Definition
Monitoring bezeichnet in der Musikproduktion das Abhören von Audiosignalen – sowohl während der Aufnahme als auch beim Mixing und Mastering. Dazu gehören die Wiedergabe über Studiomonitore (Nahfeldmonitore) und Kopfhörer, die Wahl des Abhörpegels und die akustische Umgebung, in der abgehört wird. Gutes Monitoring ist die Voraussetzung für verlässliche Mix-Entscheidungen – denn was du nicht korrekt hörst, kannst du auch nicht korrekt bearbeiten.
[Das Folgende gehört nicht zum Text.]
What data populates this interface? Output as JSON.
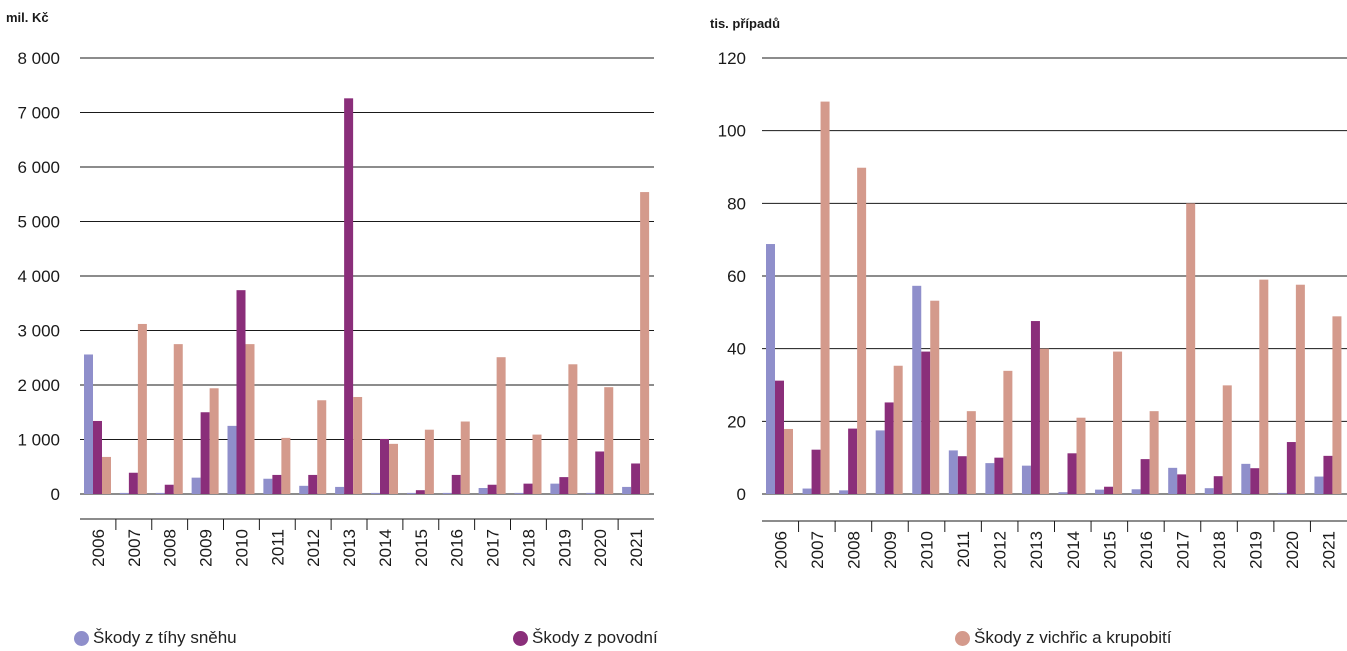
{
  "colors": {
    "snow": "#8f8fcb",
    "flood": "#8a2e7a",
    "storm": "#d49a8c",
    "gridline": "#1a1a1a",
    "text": "#1a1a1a"
  },
  "legend": [
    {
      "key": "snow",
      "label": "Škody z tíhy sněhu"
    },
    {
      "key": "flood",
      "label": "Škody z povodní"
    },
    {
      "key": "storm",
      "label": "Škody z vichřic a krupobití"
    }
  ],
  "chart_data": [
    {
      "type": "bar",
      "title": "",
      "ylabel": "mil. Kč",
      "xlabel": "",
      "ylim": [
        0,
        8000
      ],
      "yticks": [
        0,
        1000,
        2000,
        3000,
        4000,
        5000,
        6000,
        7000,
        8000
      ],
      "ytick_labels": [
        "0",
        "1 000",
        "2 000",
        "3 000",
        "4 000",
        "5 000",
        "6 000",
        "7 000",
        "8 000"
      ],
      "grid": true,
      "categories": [
        "2006",
        "2007",
        "2008",
        "2009",
        "2010",
        "2011",
        "2012",
        "2013",
        "2014",
        "2015",
        "2016",
        "2017",
        "2018",
        "2019",
        "2020",
        "2021"
      ],
      "series": [
        {
          "name": "Škody z tíhy sněhu",
          "key": "snow",
          "values": [
            2560,
            20,
            20,
            300,
            1250,
            280,
            150,
            130,
            20,
            20,
            20,
            110,
            20,
            190,
            20,
            130
          ]
        },
        {
          "name": "Škody z povodní",
          "key": "flood",
          "values": [
            1340,
            390,
            170,
            1500,
            3740,
            350,
            350,
            7260,
            1010,
            70,
            350,
            170,
            190,
            310,
            780,
            560
          ]
        },
        {
          "name": "Škody z vichřic a krupobití",
          "key": "storm",
          "values": [
            680,
            3120,
            2750,
            1940,
            2750,
            1030,
            1720,
            1780,
            920,
            1180,
            1330,
            2510,
            1090,
            2380,
            1960,
            5540
          ]
        }
      ]
    },
    {
      "type": "bar",
      "title": "",
      "ylabel": "tis. případů",
      "xlabel": "",
      "ylim": [
        0,
        120
      ],
      "yticks": [
        0,
        20,
        40,
        60,
        80,
        100,
        120
      ],
      "ytick_labels": [
        "0",
        "20",
        "40",
        "60",
        "80",
        "100",
        "120"
      ],
      "grid": true,
      "categories": [
        "2006",
        "2007",
        "2008",
        "2009",
        "2010",
        "2011",
        "2012",
        "2013",
        "2014",
        "2015",
        "2016",
        "2017",
        "2018",
        "2019",
        "2020",
        "2021"
      ],
      "series": [
        {
          "name": "Škody z tíhy sněhu",
          "key": "snow",
          "values": [
            68.8,
            1.5,
            1.0,
            17.5,
            57.3,
            12.0,
            8.5,
            7.8,
            0.5,
            1.2,
            1.3,
            7.2,
            1.6,
            8.3,
            0.3,
            4.8
          ]
        },
        {
          "name": "Škody z povodní",
          "key": "flood",
          "values": [
            31.2,
            12.2,
            18.0,
            25.2,
            39.2,
            10.4,
            10.0,
            47.6,
            11.2,
            2.0,
            9.6,
            5.4,
            4.9,
            7.1,
            14.3,
            10.5
          ]
        },
        {
          "name": "Škody z vichřic a krupobití",
          "key": "storm",
          "values": [
            17.9,
            108.0,
            89.8,
            35.3,
            53.2,
            22.8,
            33.9,
            40.0,
            21.0,
            39.2,
            22.8,
            80.0,
            29.9,
            59.0,
            57.6,
            48.9
          ]
        }
      ]
    }
  ]
}
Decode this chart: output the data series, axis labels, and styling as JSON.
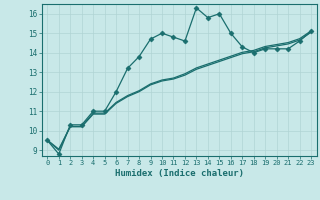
{
  "title": "",
  "xlabel": "Humidex (Indice chaleur)",
  "ylabel": "",
  "xlim": [
    -0.5,
    23.5
  ],
  "ylim": [
    8.7,
    16.5
  ],
  "xticks": [
    0,
    1,
    2,
    3,
    4,
    5,
    6,
    7,
    8,
    9,
    10,
    11,
    12,
    13,
    14,
    15,
    16,
    17,
    18,
    19,
    20,
    21,
    22,
    23
  ],
  "yticks": [
    9,
    10,
    11,
    12,
    13,
    14,
    15,
    16
  ],
  "background_color": "#c8e8e8",
  "grid_color": "#b0d4d4",
  "line_color": "#1a6e6e",
  "marker_x": [
    0,
    1,
    2,
    3,
    4,
    5,
    6,
    7,
    8,
    9,
    10,
    11,
    12,
    13,
    14,
    15,
    16,
    17,
    18,
    19,
    20,
    21,
    22,
    23
  ],
  "marker_y": [
    9.5,
    8.8,
    10.3,
    10.3,
    11.0,
    11.0,
    12.0,
    13.2,
    13.8,
    14.7,
    15.0,
    14.8,
    14.6,
    16.3,
    15.8,
    16.0,
    15.0,
    14.3,
    14.0,
    14.2,
    14.2,
    14.2,
    14.6,
    15.1
  ],
  "line1_y": [
    9.5,
    9.0,
    10.2,
    10.2,
    10.85,
    10.85,
    11.4,
    11.75,
    12.0,
    12.35,
    12.55,
    12.65,
    12.85,
    13.15,
    13.35,
    13.55,
    13.75,
    13.95,
    14.05,
    14.25,
    14.35,
    14.45,
    14.65,
    15.05
  ],
  "line2_y": [
    9.52,
    9.05,
    10.22,
    10.22,
    10.9,
    10.9,
    11.45,
    11.8,
    12.05,
    12.4,
    12.6,
    12.7,
    12.92,
    13.22,
    13.42,
    13.62,
    13.82,
    14.02,
    14.12,
    14.32,
    14.42,
    14.52,
    14.72,
    15.12
  ]
}
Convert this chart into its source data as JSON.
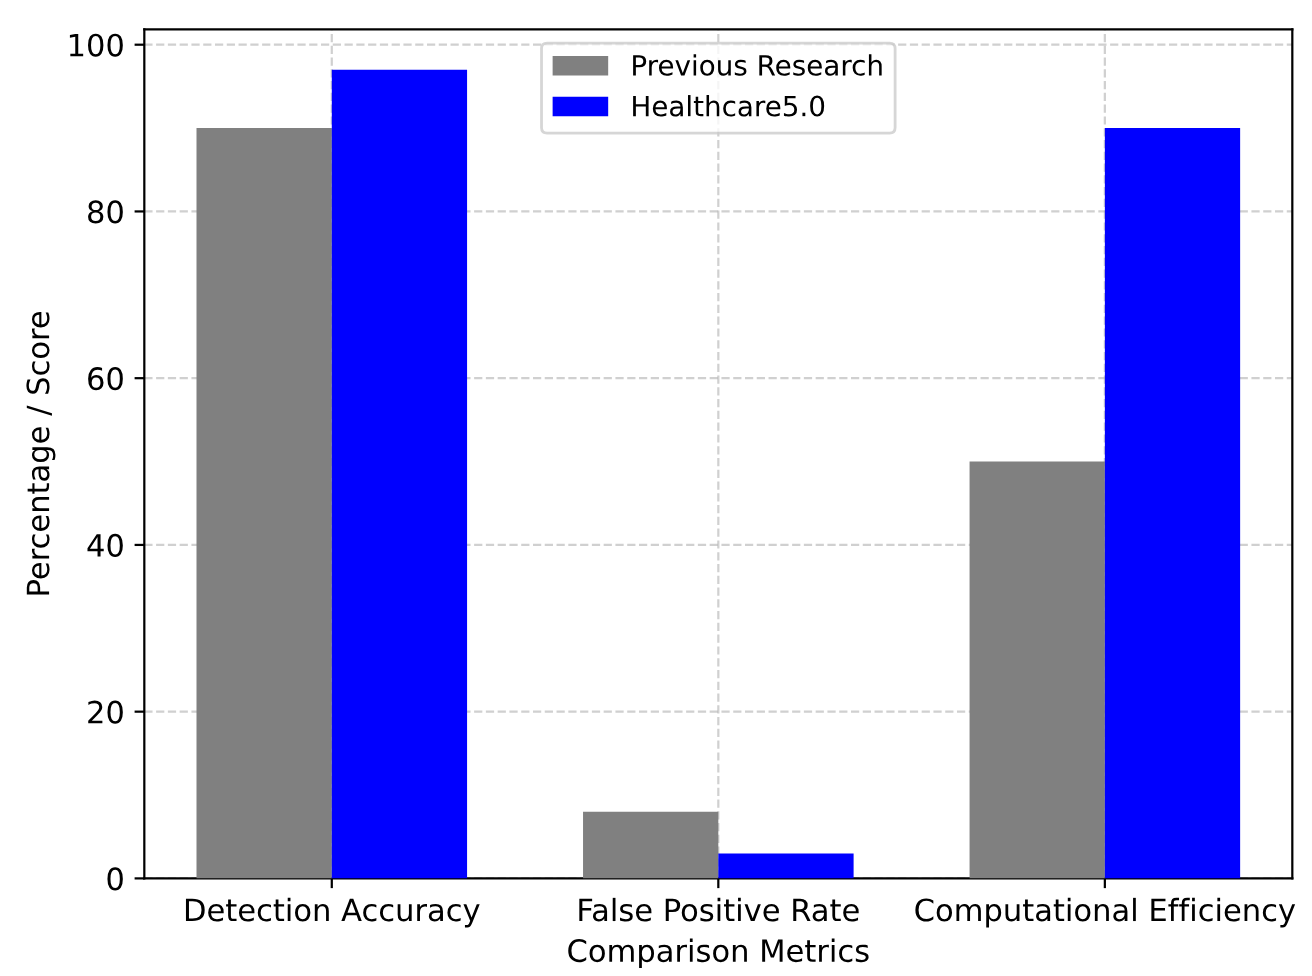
{
  "chart_data": {
    "type": "bar",
    "xlabel": "Comparison Metrics",
    "ylabel": "Percentage / Score",
    "categories": [
      "Detection Accuracy",
      "False Positive Rate",
      "Computational Efficiency"
    ],
    "series": [
      {
        "name": "Previous Research",
        "color": "#808080",
        "values": [
          90,
          8,
          50
        ]
      },
      {
        "name": "Healthcare5.0",
        "color": "#0000ff",
        "values": [
          97,
          3,
          90
        ]
      }
    ],
    "ylim": [
      0,
      101.85
    ],
    "yticks": [
      0,
      20,
      40,
      60,
      80,
      100
    ],
    "grid": true,
    "legend": "top"
  }
}
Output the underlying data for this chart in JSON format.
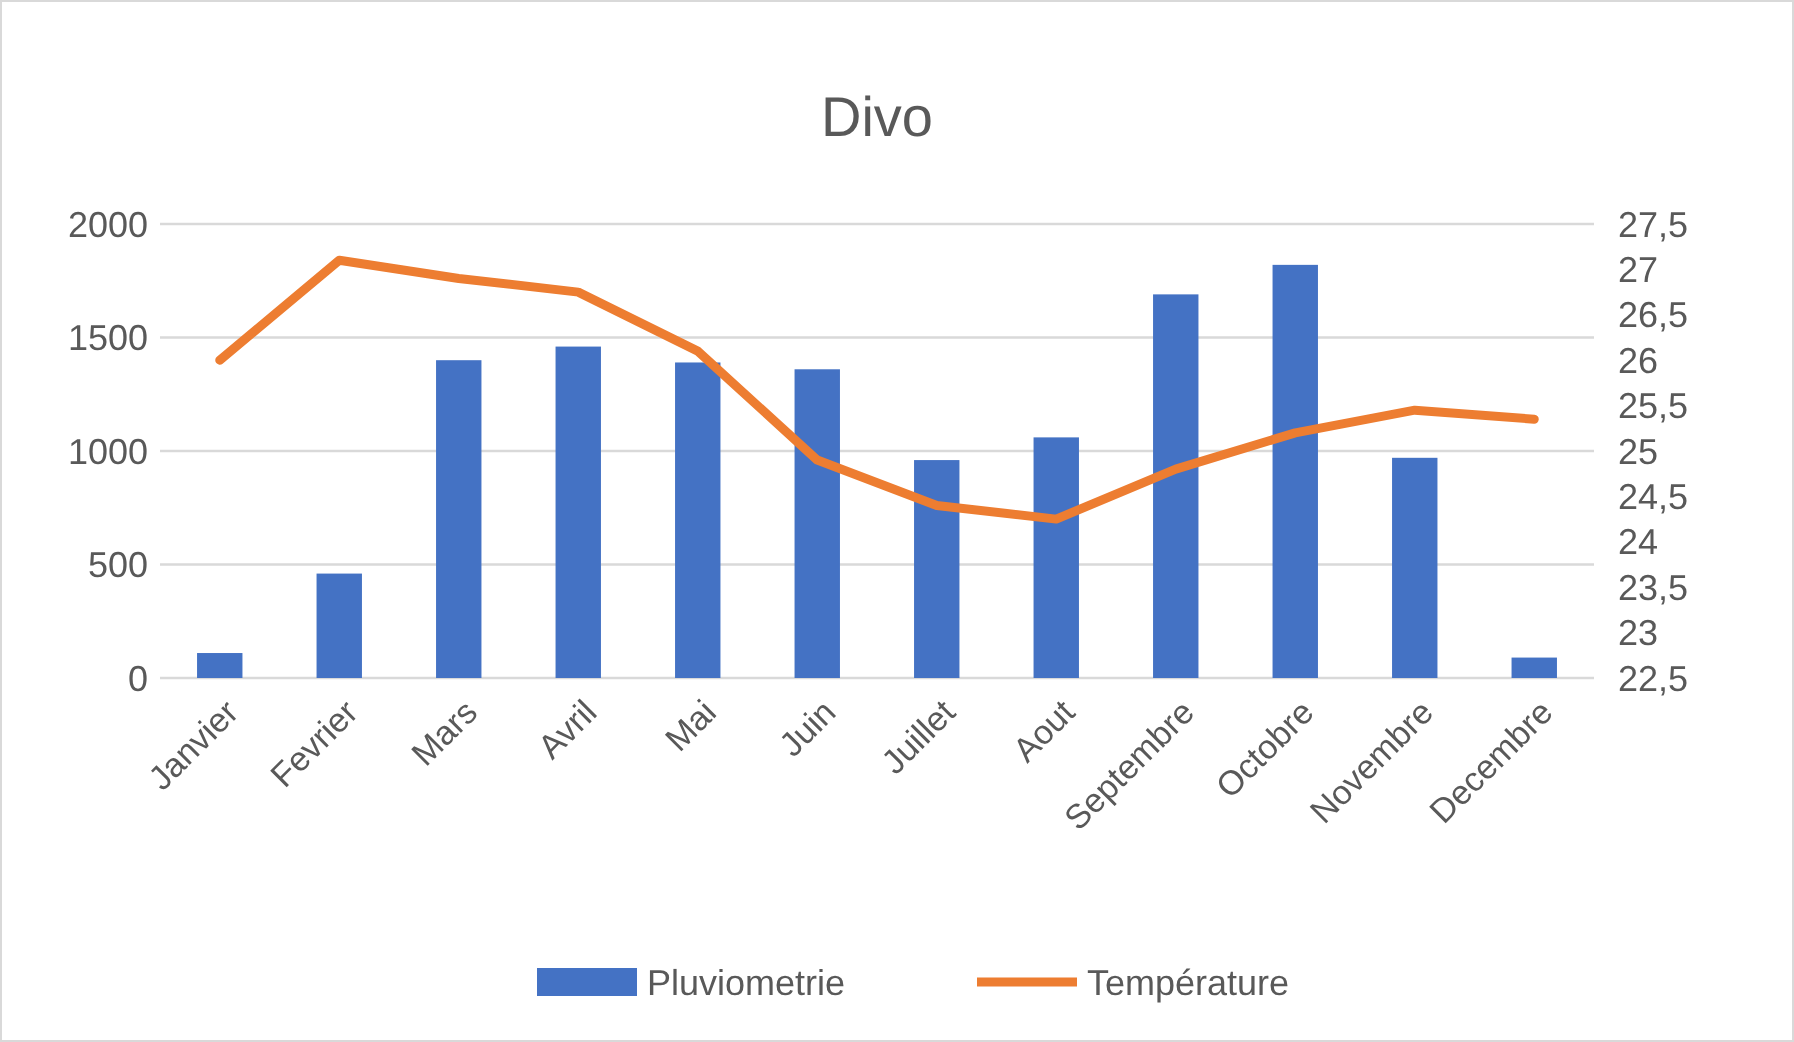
{
  "chart_data": {
    "type": "bar",
    "title": "Divo",
    "categories": [
      "Janvier",
      "Fevrier",
      "Mars",
      "Avril",
      "Mai",
      "Juin",
      "Juillet",
      "Aout",
      "Septembre",
      "Octobre",
      "Novembre",
      "Decembre"
    ],
    "series": [
      {
        "name": "Pluviometrie",
        "color": "#4472c4",
        "values": [
          110,
          460,
          1400,
          1460,
          1390,
          1360,
          960,
          1060,
          1690,
          1820,
          970,
          90
        ]
      },
      {
        "name": "Température",
        "type": "line",
        "axis": "y2",
        "color": "#ed7d31",
        "values": [
          26.0,
          27.1,
          26.9,
          26.75,
          26.1,
          24.9,
          24.4,
          24.25,
          24.8,
          25.2,
          25.45,
          25.35
        ]
      }
    ],
    "ylim": [
      0,
      2000
    ],
    "yticks": [
      0,
      500,
      1000,
      1500,
      2000
    ],
    "y2lim": [
      22.5,
      27.5
    ],
    "y2ticks": [
      {
        "value": 22.5,
        "label": "22,5"
      },
      23,
      {
        "value": 23.5,
        "label": "23,5"
      },
      24,
      {
        "value": 24.5,
        "label": "24,5"
      },
      25,
      {
        "value": 25.5,
        "label": "25,5"
      },
      26,
      {
        "value": 26.5,
        "label": "26,5"
      },
      27,
      {
        "value": 27.5,
        "label": "27,5"
      }
    ],
    "grid": "y",
    "legend": "bottom",
    "marker": "none",
    "line_style": "solid"
  }
}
Studiomonitore vs. HiFi-Lautsprecher
Studiomonitore (auch Abhörmonitore) sind für eine möglichst neutrale, unverfälschte Wiedergabe konstruiert – sie sollen den Mix so zeigen, wie er tatsächlich ist, nicht wie er am schönsten klingt. HiFi-Lautsprecher dagegen betonen oft Bässe und Höhen, um Musik angenehmer klingen zu lassen. Das macht sie ungeeignet für Mix-Entscheidungen, weil klangliche Probleme kaschiert werden. Gute Einstiegsmonitore sind der Yamaha HS5/HS7, der Adam Audio T5V, der KRK Rokit 5 G4 und der Neumann KH 120 A im gehobenen Bereich.
Kopfhörer-Monitoring
Kopfhörer sind unverzichtbar beim Recording – sie ermöglichen dem Musiker, sich selbst und den Playback zu hören, ohne dass Schall ins Mikrofon überspricht. Beim Mixing sind Kopfhörer eine wertvolle Ergänzung zu Monitoren: Sie offenbaren Details wie Rauschen, Klicks und feine Stereo-Informationen. Allerdings fehlt auf Kopfhörern die physische Raumwahrnehmung – Panning wirkt extremer, und Bässe werden anders wahrgenommen als über Lautsprecher. Bewährte Studio-Kopfhörer sind der beyerdynamic DT 770 Pro (geschlossen, für Recording), der Sennheiser HD 600/650 (offen, für Mixing) und der Audio-Technica ATH-M50x.
Abhörpegel
Der Pegel, mit dem du abhörst, beeinflusst deine Mix-Entscheidungen massiv. Bei hoher Lautstärke empfindet das Gehör Bässe und Höhen stärker (Fletcher-Munson-Kurven) – ein Mix, der laut gut klingt, kann leise dünn und bassarm wirken. Der empfohlene Abhörpegel liegt bei 79–85 dB SPL am Abhörplatz – das ist der Bereich, in dem das Gehör Frequenzen am ausgewogensten wahrnimmt. Professionelle Studios kalibrieren ihre Monitore auf einen festen Referenzpegel.
Monitoring beim Recording
Beim Aufnehmen braucht der Musiker einen Kopfhörermix, der zum Performen motiviert – das muss nicht identisch mit dem Mix in der DAW sein. Viele Audio-Interfaces bieten separate Monitor-Mixe oder Direct Monitoring, um dem Musiker sein Signal latenzfrei zurückzuspielen. Ein guter Kopfhörermix enthält genug vom eigenen Instrument oder der eigenen Stimme, einen klaren Rhythmus (Kick, Snare, Klick) und – wenn gewünscht – etwas Hall auf der Stimme für ein angenehmeres Gefühl.
Praxistipps
Höre deinen Mix auf verschiedenen Systemen ab: Studio-Monitore, Kopfhörer, Laptop-Lautsprecher, Bluetooth-Box, im Auto. Was auf allen Systemen funktioniert, ist ein guter Mix. Stelle deine Monitore in einem gleichseitigen Dreieck mit dem Abhörplatz auf und richte die Hochtöner auf Ohrhöhe aus. Investiere in Raumakustik bevor du teurere Monitore kaufst – ein günstiger Monitor in einem gut behandelten Raum schlägt einen teuren Monitor in einem akustisch schlechten Raum. Und: Mische regelmäßig bei niedriger Lautstärke – wenn der Mix leise funktioniert, funktioniert er überall.